Bir bebek açsa, susuzsa veya rahatsızsa id talepleri karşılanana kadar ağlar.

2. Ego

Freud’a göre ego, id’den gelişir ve id dürtülerinin gerçek dünyada kabul görmesi için gereken ifade etmek şeklidir. Ego, bilinçli, önbilinçli ve bilinçsiz zihinde işlev görür. Ego, gerçeklikle başa çıkmaktan sorumlu olan unsurdur. Ego bir bütün olan kişiliğinizin içerisindeki bir bileşendir.

Ego, kimliğin arzularını gerçekçi ve sosyal olarak uygun yollarla tatmin etmeye çalışan gerçeklik ilkesine dayanır. Bu gerçeklik, dürtülere göre hareket etmeye veya bunlardan vazgeçmeye karar vermeden önce eylemin zararlarını ve faydalarını yani artı ve eksilerini tartar. İd’nin istediği davranışın yapılmasına ego, doğru yerde ve zamanda yapılmasına izin verir.
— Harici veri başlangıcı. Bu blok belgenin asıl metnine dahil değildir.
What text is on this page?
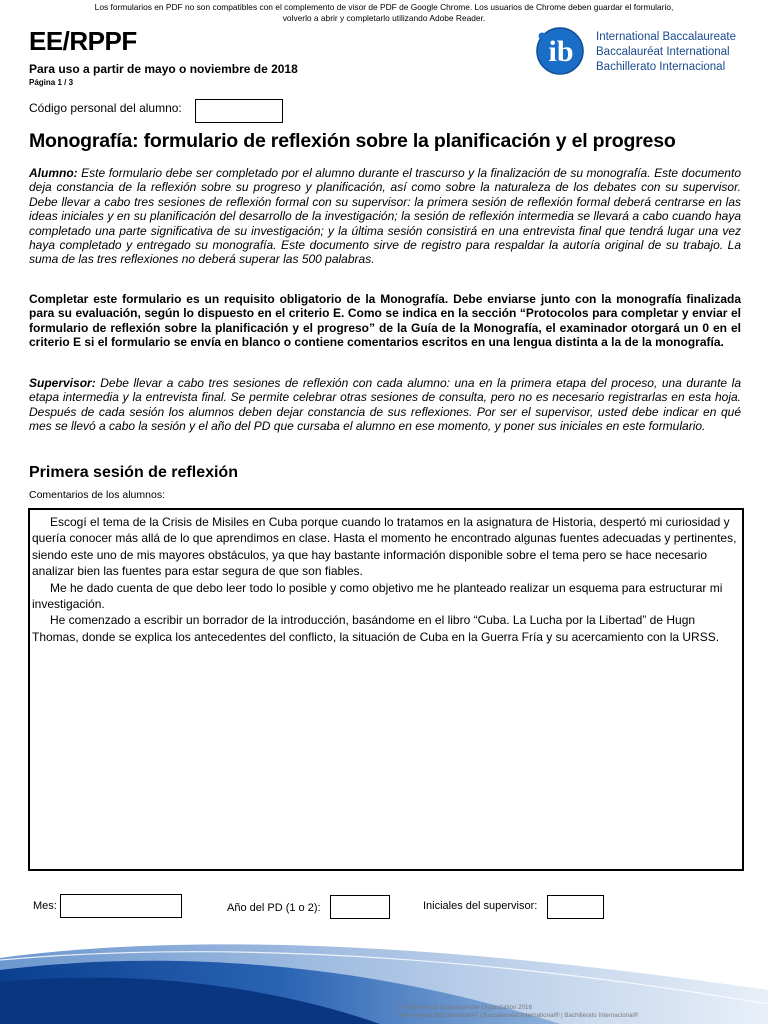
Los formularios en PDF no son compatibles con el complemento de visor de PDF de Google Chrome. Los usuarios de Chrome deben guardar el formulario,
volverlo a abrir y completarlo utilizando Adobe Reader.
EE/RPPF
Para uso a partir de mayo o noviembre de 2018
Página 1 / 3
ib International Baccalaureate
Baccalauréat International
Bachillerato Internacional
Código personal del alumno:
Monografía: formulario de reflexión sobre la planificación y el progreso
Alumno: Este formulario debe ser completado por el alumno durante el trascurso y la finalización de su monografía. Este documento deja constancia de la reflexión sobre su progreso y planificación, así como sobre la naturaleza de los debates con su supervisor. Debe llevar a cabo tres sesiones de reflexión formal con su supervisor: la primera sesión de reflexión formal deberá centrarse en las ideas iniciales y en su planificación del desarrollo de la investigación; la sesión de reflexión intermedia se llevará a cabo cuando haya completado una parte significativa de su investigación; y la última sesión consistirá en una entrevista final que tendrá lugar una vez haya completado y entregado su monografía. Este documento sirve de registro para respaldar la autoría original de su trabajo. La suma de las tres reflexiones no deberá superar las 500 palabras.
Completar este formulario es un requisito obligatorio de la Monografía. Debe enviarse junto con la monografía finalizada para su evaluación, según lo dispuesto en el criterio E. Como se indica en la sección “Protocolos para completar y enviar el formulario de reflexión sobre la planificación y el progreso” de la Guía de la Monografía, el examinador otorgará un 0 en el criterio E si el formulario se envía en blanco o contiene comentarios escritos en una lengua distinta a la de la monografía.
Supervisor: Debe llevar a cabo tres sesiones de reflexión con cada alumno: una en la primera etapa del proceso, una durante la etapa intermedia y la entrevista final. Se permite celebrar otras sesiones de consulta, pero no es necesario registrarlas en esta hoja. Después de cada sesión los alumnos deben dejar constancia de sus reflexiones. Por ser el supervisor, usted debe indicar en qué mes se llevó a cabo la sesión y el año del PD que cursaba el alumno en ese momento, y poner sus iniciales en este formulario.
Primera sesión de reflexión
Comentarios de los alumnos:

Escogí el tema de la Crisis de Misiles en Cuba porque cuando lo tratamos en la asignatura de Historia, despertó mi curiosidad y quería conocer más allá de lo que aprendimos en clase. Hasta el momento he encontrado algunas fuentes adecuadas y pertinentes, siendo este uno de mis mayores obstáculos, ya que hay bastante información disponible sobre el tema pero se hace necesario analizar bien las fuentes para estar segura de que son fiables.

Me he dado cuenta de que debo leer todo lo posible y como objetivo me he planteado realizar un esquema para estructurar mi investigación.

He comenzado a escribir un borrador de la introducción, basándome en el libro “Cuba. La Lucha por la Libertad” de Hugn Thomas, donde se explica los antecedentes del conflicto, la situación de Cuba en la Guerra Fría y su acercamiento con la URSS.

Mes:	Año del PD (1 o 2):	Iniciales del supervisor:
© International Baccalaureate Organization 2016
International Baccalaureate® | Baccalauréat International® | Bachillerato Internacional®
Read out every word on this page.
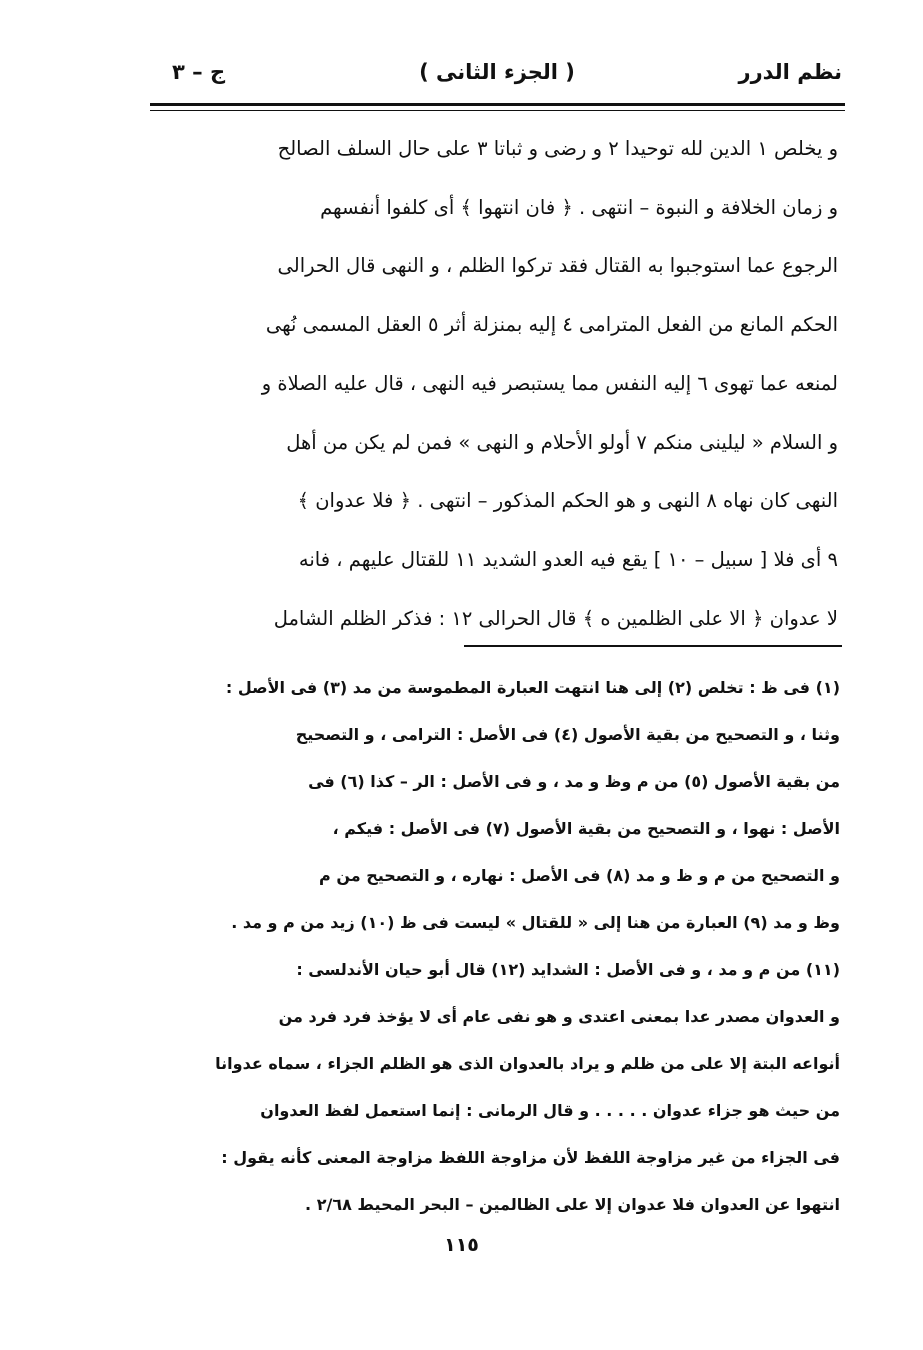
نظم الدرر
( الجزء الثانى )
ج – ٣

و يخلص ١ الدين لله توحيدا ٢ و رضى و ثباتا ٣ على حال السلف الصالح

و زمان الخلافة و النبوة – انتهى . ﴿ فان انتهوا ﴾ أى كلفوا أنفسهم

الرجوع عما استوجبوا به القتال فقد تركوا الظلم ، و النهى قال الحرالى

الحكم المانع من الفعل المترامى ٤ إليه بمنزلة أثر ٥ العقل المسمى نُهى

لمنعه عما تهوى ٦ إليه النفس مما يستبصر فيه النهى ، قال عليه الصلاة و

و السلام « ليلينى منكم ٧ أولو الأحلام و النهى » فمن لم يكن من أهل

النهى كان نهاه ٨ النهى و هو الحكم المذكور – انتهى . ﴿ فلا عدوان ﴾

٩ أى فلا [ سبيل – ١٠ ] يقع فيه العدو الشديد ١١ للقتال عليهم ، فانه

لا عدوان ﴿ الا على الظلمين ه ﴾ قال الحرالى ١٢ : فذكر الظلم الشامل

(١) فى ظ : تخلص (٢) إلى هنا انتهت العبارة المطموسة من مد (٣) فى الأصل :
وثنا ، و التصحيح من بقية الأصول (٤) فى الأصل : الترامى ، و التصحيح
من بقية الأصول (٥) من م وظ و مد ، و فى الأصل : الر – كذا (٦) فى
الأصل : نهوا ، و التصحيح من بقية الأصول (٧) فى الأصل : فيكم ،
و التصحيح من م و ظ و مد (٨) فى الأصل : نهاره ، و التصحيح من م
وظ و مد (٩) العبارة من هنا إلى « للقتال » ليست فى ظ (١٠) زيد من م و مد .
(١١) من م و مد ، و فى الأصل : الشدايد (١٢) قال أبو حيان الأندلسى :
و العدوان مصدر عدا بمعنى اعتدى و هو نفى عام أى لا يؤخذ فرد فرد من
أنواعه البتة إلا على من ظلم و يراد بالعدوان الذى هو الظلم الجزاء ، سماه عدوانا
من حيث هو جزاء عدوان . . . . . و قال الرمانى : إنما استعمل لفظ العدوان
فى الجزاء من غير مزاوجة اللفظ لأن مزاوجة اللفظ مزاوجة المعنى كأنه يقول :
انتهوا عن العدوان فلا عدوان إلا على الظالمين – البحر المحيط ٢/٦٨ .
١١٥
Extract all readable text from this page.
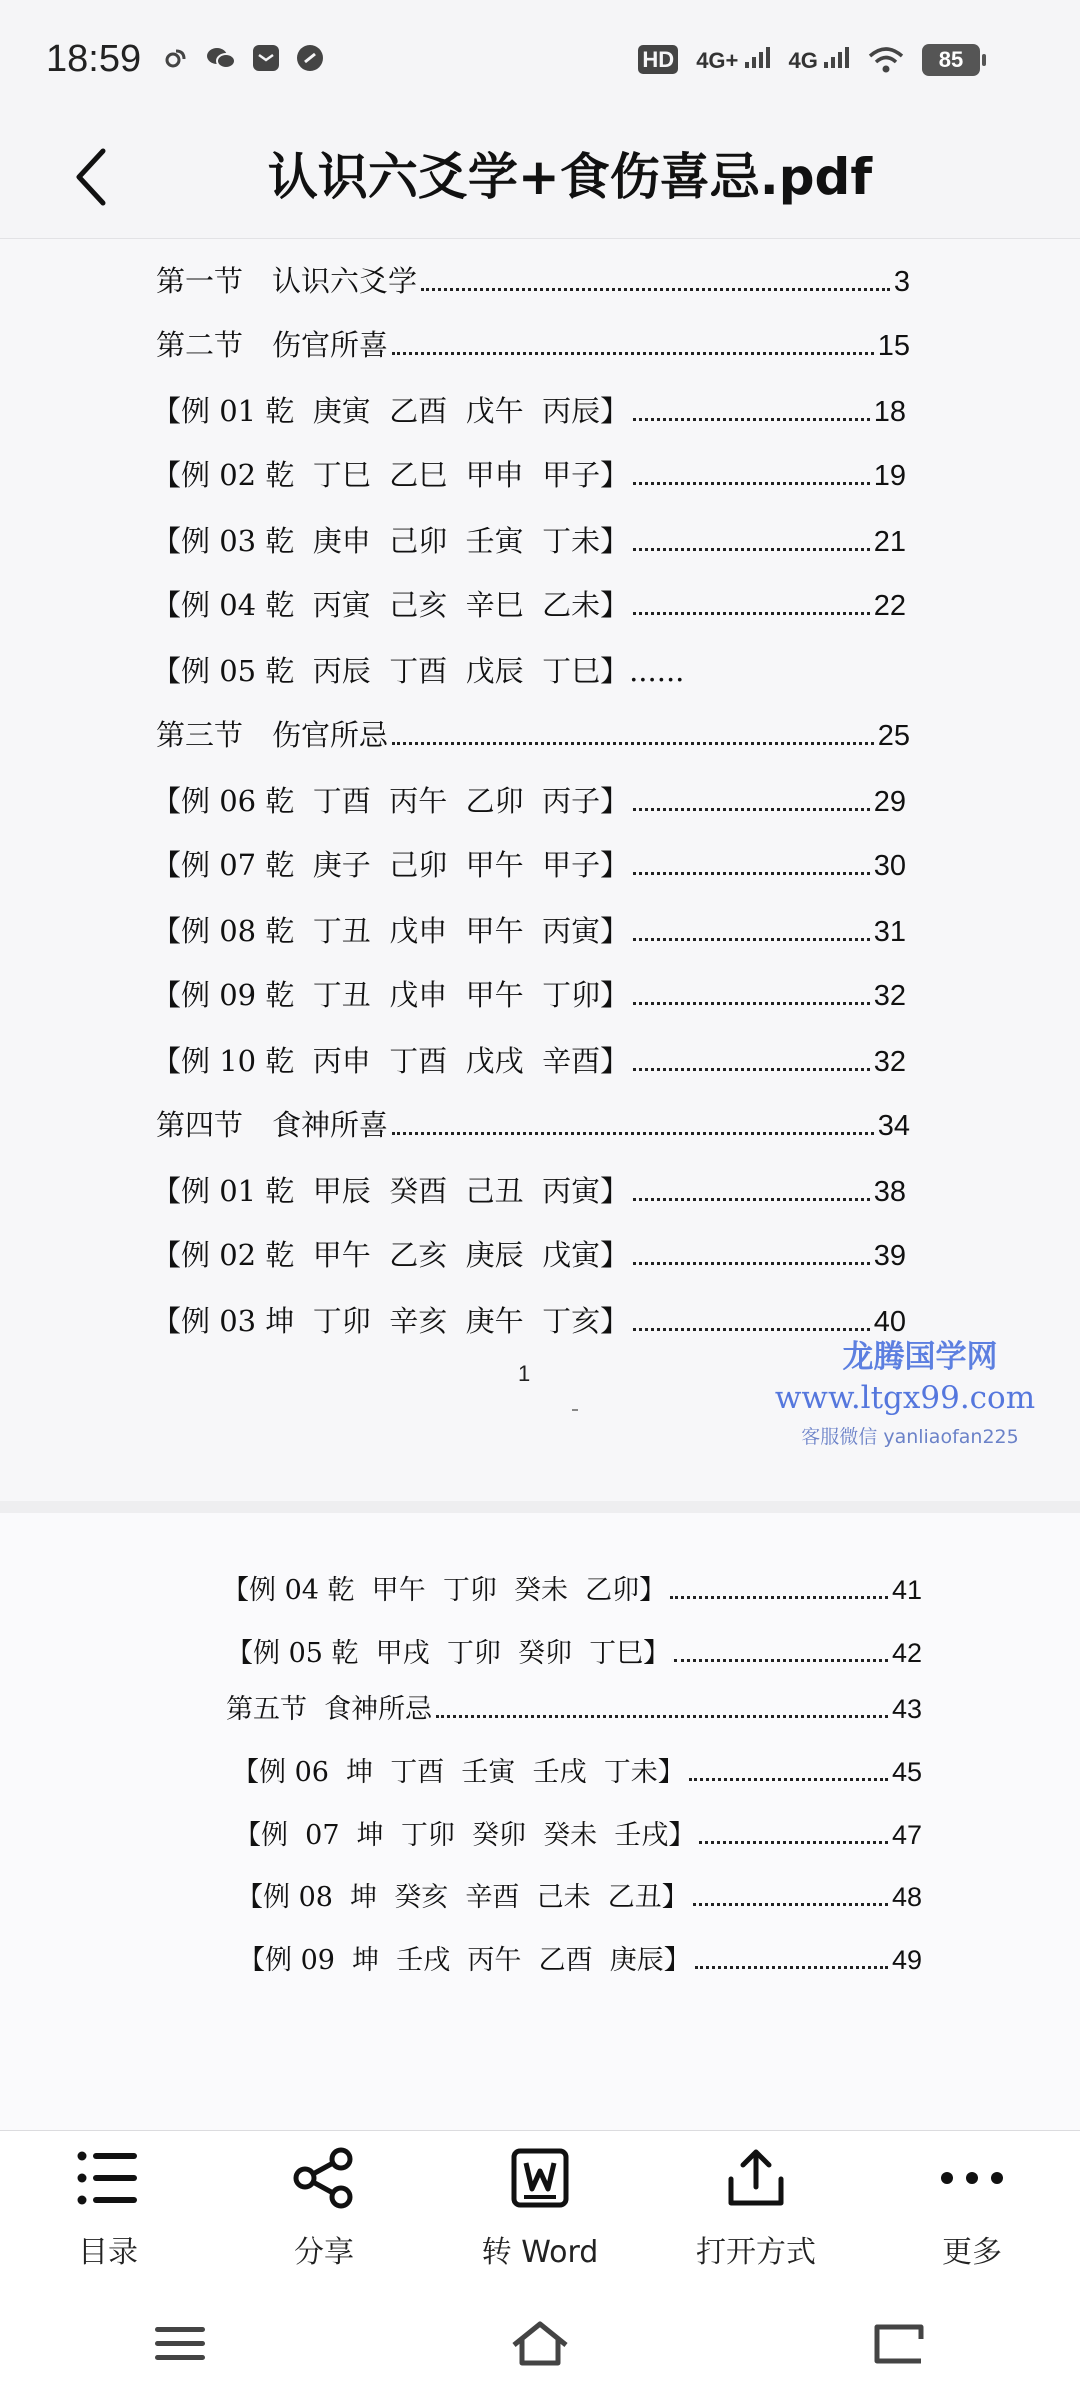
18:59	HD 4G+	4G	85
认识六爻学+食伤喜忌.pdf
第一节　认识六爻学	3
第二节　伤官所喜	15
【例 01 乾  庚寅  乙酉  戊午  丙辰】	18
【例 02 乾  丁巳  乙巳  甲申  甲子】	19
【例 03 乾  庚申  己卯  壬寅  丁未】	21
【例 04 乾  丙寅  己亥  辛巳  乙未】	22
【例 05 乾  丙辰  丁酉  戊辰  丁巳】......
第三节　伤官所忌	25
【例 06 乾  丁酉  丙午  乙卯  丙子】	29
【例 07 乾  庚子  己卯  甲午  甲子】	30
【例 08 乾  丁丑  戊申  甲午  丙寅】	31
【例 09 乾  丁丑  戊申  甲午  丁卯】	32
【例 10 乾  丙申  丁酉  戊戌  辛酉】	32
第四节　食神所喜	34
【例 01 乾  甲辰  癸酉  己丑  丙寅】	38
【例 02 乾  甲午  乙亥  庚辰  戊寅】	39
【例 03 坤  丁卯  辛亥  庚午  丁亥】	40
1	龙腾国学网
www.ltgx99.com
客服微信 yanliaofan225
【例 04 乾  甲午  丁卯  癸未  乙卯】	41
【例 05 乾  甲戌  丁卯  癸卯  丁巳】	42
第五节  食神所忌	43
【例 06  坤  丁酉  壬寅  壬戌  丁未】	45
【例  07  坤  丁卯  癸卯  癸未  壬戌】	47
【例 08  坤  癸亥  辛酉  己未  乙丑】	48
【例 09  坤  壬戌  丙午  乙酉  庚辰】	49
目录	分享	转 Word	打开方式	更多
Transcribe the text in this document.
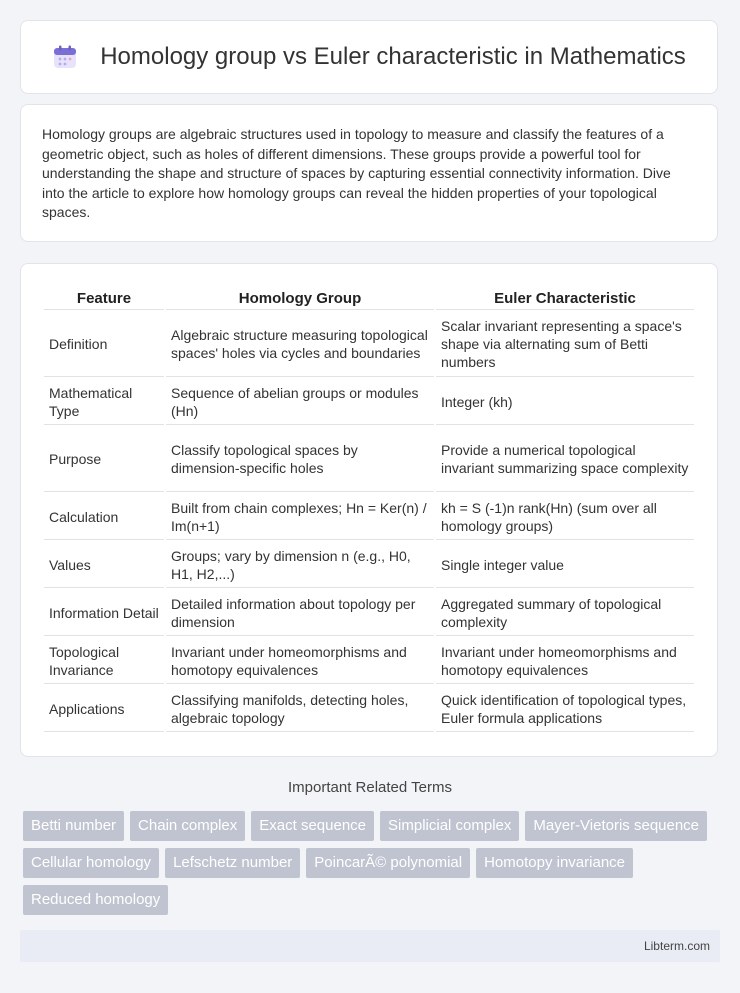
Homology group vs Euler characteristic in Mathematics

Homology groups are algebraic structures used in topology to measure and classify the features of a geometric object, such as holes of different dimensions. These groups provide a powerful tool for understanding the shape and structure of spaces by capturing essential connectivity information. Dive into the article to explore how homology groups can reveal the hidden properties of your topological spaces.

Feature	Homology Group	Euler Characteristic
Definition	Algebraic structure measuring topological spaces' holes via cycles and boundaries	Scalar invariant representing a space's shape via alternating sum of Betti numbers
Mathematical Type	Sequence of abelian groups or modules (Hn)	Integer (kh)
Purpose	Classify topological spaces by dimension-specific holes	Provide a numerical topological invariant summarizing space complexity
Calculation	Built from chain complexes; Hn = Ker(n) / Im(n+1)	kh = S (-1)n rank(Hn) (sum over all homology groups)
Values	Groups; vary by dimension n (e.g., H0, H1, H2,...)	Single integer value
Information Detail	Detailed information about topology per dimension	Aggregated summary of topological complexity
Topological Invariance	Invariant under homeomorphisms and homotopy equivalences	Invariant under homeomorphisms and homotopy equivalences
Applications	Classifying manifolds, detecting holes, algebraic topology	Quick identification of topological types, Euler formula applications
Important Related Terms
Betti number	Chain complex	Exact sequence	Simplicial complex	Mayer-Vietoris sequence
Cellular homology	Lefschetz number	PoincarÃ© polynomial	Homotopy invariance
Reduced homology
Libterm.com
Ego terimini genelde, birinin gerçek dışı abartılmış benlik duygusuna kapıldığını anlatmak için kullanılır. Ama Ego kişilikte, olumlu bir etkiye sahiptir. Ego, sizi gerçekliğe davet eder. En temek dürtülerinizi ahlaki erdemlerinize uyarlar.  Dürtülerinizi kontrol altında tutar.

Freud’un kişilik kuramında güçlü bir egoya sahip olmak, kuvvetli bir öz farkındalık duygusuna sahip olmak anlamına gelir. Freud, id için bir at, ego için atın binicisi benzetmesi yapmıştır. Bu benzetmede at, güç ve hareket sağlarken, binici yön ve rehberlik sağlar. Binicisi olmayan bir at düşünün, dilediği yerde dolaşır, istediğini yapar. Binici ise ata gitmesini istediği yere götürmesi için talimatlar ve komutlar verir.

3. Süperego

Freud’a göre kişiliğin gelişen son bileşeni olarak Süperego’yu sayar. Freud’a Süperego’nun beş yaş civarlarında ortaya çıktığını söyler. Süperego, toplumdan ve ailelerimizden aldığımız daha sonra da içselleştirdiğimiz ahlaki standartlarımızdır. Kısaca doğru yanlış algılarımızdır. Süperego bize bir yargıda bulunmamız için yönergeler verir. Süperegonun iki bölümü vardır.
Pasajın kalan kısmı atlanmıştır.